Schon in den vergangenen Tagen wurde die Geschichte dieses Neuburger Wahrzeichens durch Vorträge und Führungen beleuchtet: Ursprünglich vom reformierten Landesfürsten in Auftrag gegeben als „Trutzmichel“ zur Michaelskirche in München, ließ der wieder zum Katholizismus konvertierte Wolfgang Wilhelm sie bewusst als strahlendes Zeichen der Gegenreformation konzipieren und prunkvoll als Marienkirche „Zu Unserer Lieben Frau“ ausgestalten.
Es waren die nach Neuburg geholten Jesuiten, die hier maßgeblich mitwirkten. Passend dazu konnte Pfarrer Herbert Kohler zum Festgottesdienst in der Hofkirche den ehemaligen Provinzial der deutschen Provinz der Jesuiten, Pater Stefan Kiechle SJ, als Zelebrant und Festprediger begrüßen.
In der voll besetzten Hofkirche war an diesem sonnigen Sonntag alles anwesend, was die Kirche lebendig macht: natürlich die vielen Gläubigen, denen die Hofkirche zur religiösen Heimat wurde, dazu Ministranten und Kirchenbesucher aus beiden Neuburger Stadtpfarreien, der Kirchenchor St. Peter, der mit der Darbietung der Krönungsmesse von W. A. Mozart für den feierlichen musikalischen Rahmen sorgte, die Vertreter der Orden, die Vertreter des öffentlichen Lebens, die mit ihrer Anwesenheit der Kirche ihre Anerkennung zollten, und auch Pfarrer Steffen Schiller als Vertreter der evangelischen Gemeinden Neuburgs. Dazu zogen vor der Kommunion noch die zahlreichen jungen Familien und Kinder ein, die im Pfarrsaal St. Peter zunächst mit einer Kinderkirche begonnen hatten.

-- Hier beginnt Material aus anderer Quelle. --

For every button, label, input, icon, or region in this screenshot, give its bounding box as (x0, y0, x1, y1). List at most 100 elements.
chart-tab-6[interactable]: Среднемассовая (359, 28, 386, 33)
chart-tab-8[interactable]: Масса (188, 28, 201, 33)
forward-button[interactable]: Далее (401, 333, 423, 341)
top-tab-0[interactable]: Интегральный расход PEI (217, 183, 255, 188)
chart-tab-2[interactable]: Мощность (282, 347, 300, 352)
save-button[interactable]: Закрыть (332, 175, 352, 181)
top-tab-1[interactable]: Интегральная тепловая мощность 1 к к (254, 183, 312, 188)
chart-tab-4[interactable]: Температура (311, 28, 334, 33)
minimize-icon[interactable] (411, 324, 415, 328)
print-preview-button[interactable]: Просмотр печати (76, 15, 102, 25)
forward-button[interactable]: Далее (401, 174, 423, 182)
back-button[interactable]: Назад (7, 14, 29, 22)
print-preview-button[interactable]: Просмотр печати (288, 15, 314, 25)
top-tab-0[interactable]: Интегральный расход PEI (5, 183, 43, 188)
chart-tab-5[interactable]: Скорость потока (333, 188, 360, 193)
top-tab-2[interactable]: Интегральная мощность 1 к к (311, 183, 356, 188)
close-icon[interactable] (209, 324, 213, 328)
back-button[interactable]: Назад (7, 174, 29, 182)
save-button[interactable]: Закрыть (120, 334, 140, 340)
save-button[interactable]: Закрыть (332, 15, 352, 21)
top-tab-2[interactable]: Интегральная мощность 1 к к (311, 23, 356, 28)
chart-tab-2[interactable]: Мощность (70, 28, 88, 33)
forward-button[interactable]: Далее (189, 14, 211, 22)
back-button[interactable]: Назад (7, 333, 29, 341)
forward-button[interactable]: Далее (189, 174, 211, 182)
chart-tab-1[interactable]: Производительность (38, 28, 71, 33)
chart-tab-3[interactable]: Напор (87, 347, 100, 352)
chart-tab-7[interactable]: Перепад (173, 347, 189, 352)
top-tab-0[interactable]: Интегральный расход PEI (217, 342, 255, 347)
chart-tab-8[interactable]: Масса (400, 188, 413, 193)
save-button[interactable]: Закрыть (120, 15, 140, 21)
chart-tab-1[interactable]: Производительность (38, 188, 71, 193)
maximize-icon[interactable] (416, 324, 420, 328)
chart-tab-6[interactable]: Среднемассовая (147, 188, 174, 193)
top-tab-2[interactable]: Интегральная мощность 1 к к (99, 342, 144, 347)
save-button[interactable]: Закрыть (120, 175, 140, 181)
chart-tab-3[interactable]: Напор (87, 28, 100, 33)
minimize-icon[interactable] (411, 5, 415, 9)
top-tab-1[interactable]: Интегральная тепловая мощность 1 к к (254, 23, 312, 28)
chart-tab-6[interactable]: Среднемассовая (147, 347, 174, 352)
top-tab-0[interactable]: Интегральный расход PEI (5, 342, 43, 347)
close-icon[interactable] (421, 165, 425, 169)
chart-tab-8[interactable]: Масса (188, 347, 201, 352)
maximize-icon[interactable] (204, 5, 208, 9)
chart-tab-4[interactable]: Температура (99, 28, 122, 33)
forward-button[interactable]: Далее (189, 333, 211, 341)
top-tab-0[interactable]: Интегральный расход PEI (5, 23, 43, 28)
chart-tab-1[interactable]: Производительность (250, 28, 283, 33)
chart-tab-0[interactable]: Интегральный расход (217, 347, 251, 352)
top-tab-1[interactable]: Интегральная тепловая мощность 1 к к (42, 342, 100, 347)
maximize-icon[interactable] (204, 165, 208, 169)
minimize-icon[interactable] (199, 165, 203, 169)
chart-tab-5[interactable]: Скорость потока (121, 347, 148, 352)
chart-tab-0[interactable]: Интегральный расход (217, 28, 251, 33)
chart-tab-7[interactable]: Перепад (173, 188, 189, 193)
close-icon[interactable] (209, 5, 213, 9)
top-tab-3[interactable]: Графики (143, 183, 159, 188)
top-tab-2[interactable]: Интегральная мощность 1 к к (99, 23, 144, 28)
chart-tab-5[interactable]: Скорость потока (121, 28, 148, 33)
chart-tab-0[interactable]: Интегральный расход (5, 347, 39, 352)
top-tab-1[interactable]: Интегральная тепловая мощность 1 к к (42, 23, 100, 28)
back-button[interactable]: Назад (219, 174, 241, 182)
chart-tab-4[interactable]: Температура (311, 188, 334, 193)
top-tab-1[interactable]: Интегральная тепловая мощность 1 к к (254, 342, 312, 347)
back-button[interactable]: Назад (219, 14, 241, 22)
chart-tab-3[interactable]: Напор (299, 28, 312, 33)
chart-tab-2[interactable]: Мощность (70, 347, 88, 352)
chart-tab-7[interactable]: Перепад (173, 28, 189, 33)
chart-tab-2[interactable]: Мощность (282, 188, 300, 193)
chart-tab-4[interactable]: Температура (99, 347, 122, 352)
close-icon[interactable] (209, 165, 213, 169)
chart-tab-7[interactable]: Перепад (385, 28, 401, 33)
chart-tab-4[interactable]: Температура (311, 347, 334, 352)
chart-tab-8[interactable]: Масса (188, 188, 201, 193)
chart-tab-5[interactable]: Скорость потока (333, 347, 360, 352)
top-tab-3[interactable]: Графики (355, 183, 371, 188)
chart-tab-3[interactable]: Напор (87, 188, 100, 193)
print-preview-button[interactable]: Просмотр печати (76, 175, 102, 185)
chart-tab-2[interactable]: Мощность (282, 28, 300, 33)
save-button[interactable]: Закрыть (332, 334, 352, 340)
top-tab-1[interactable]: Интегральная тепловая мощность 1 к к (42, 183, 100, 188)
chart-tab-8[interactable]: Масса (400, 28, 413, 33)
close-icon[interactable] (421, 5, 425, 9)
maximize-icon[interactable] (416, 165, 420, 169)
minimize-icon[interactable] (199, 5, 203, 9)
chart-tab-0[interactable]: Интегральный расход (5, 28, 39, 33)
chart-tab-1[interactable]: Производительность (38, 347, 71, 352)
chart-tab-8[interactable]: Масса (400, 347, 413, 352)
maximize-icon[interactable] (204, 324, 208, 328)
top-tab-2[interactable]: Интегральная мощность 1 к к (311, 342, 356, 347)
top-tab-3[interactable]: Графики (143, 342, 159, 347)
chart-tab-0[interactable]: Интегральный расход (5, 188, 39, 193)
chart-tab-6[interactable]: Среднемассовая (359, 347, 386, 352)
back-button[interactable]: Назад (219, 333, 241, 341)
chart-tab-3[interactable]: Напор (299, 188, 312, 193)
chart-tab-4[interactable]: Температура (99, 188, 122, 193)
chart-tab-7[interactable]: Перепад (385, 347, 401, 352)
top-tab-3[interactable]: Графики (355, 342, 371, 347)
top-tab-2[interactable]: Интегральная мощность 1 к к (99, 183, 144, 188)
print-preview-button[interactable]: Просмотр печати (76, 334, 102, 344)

Wie Jesus sich seine Kirche vorstellte, erläuterte Pater Kiechle in seiner Predigt zum Tagesevangelium: Ganz menschlich gab es auch unter den Jüngern Jesu das Streben nach Macht, den Wunsch nach Anerkennung und Privilegierung, der sich im Wunsch von Jakobus und Johannes äußert, zur Rechten Jesu sitzen zu wollen, wenn das Reich Gottes kommt. Pater Kiechle nutzte die Vorlage des Evangeliums, ganz klar den Machtmissbrauch nicht nur in der Politik, sondern auch in der Kirche anzusprechen. Aber ebenso klar auch darzustellen, was Jesus im Unterschied dazu eigentlich seiner Kirche aufträgt: „wer bei euch groß sein will, der soll euer Diener sein“. Die Begegnung auf Augenhöhe, der respektvolle, dienende Umgang miteinander sollte das Kennzeichen der Christen sein - und das sollte auch die Strukturen der Kirche bestimmen und in den Strukturen gelebt werden. Dieses Spezifikum des Christlichen müsse auch gemeinsam über alle konfessionellen Grenzen hinweg gelebt werden.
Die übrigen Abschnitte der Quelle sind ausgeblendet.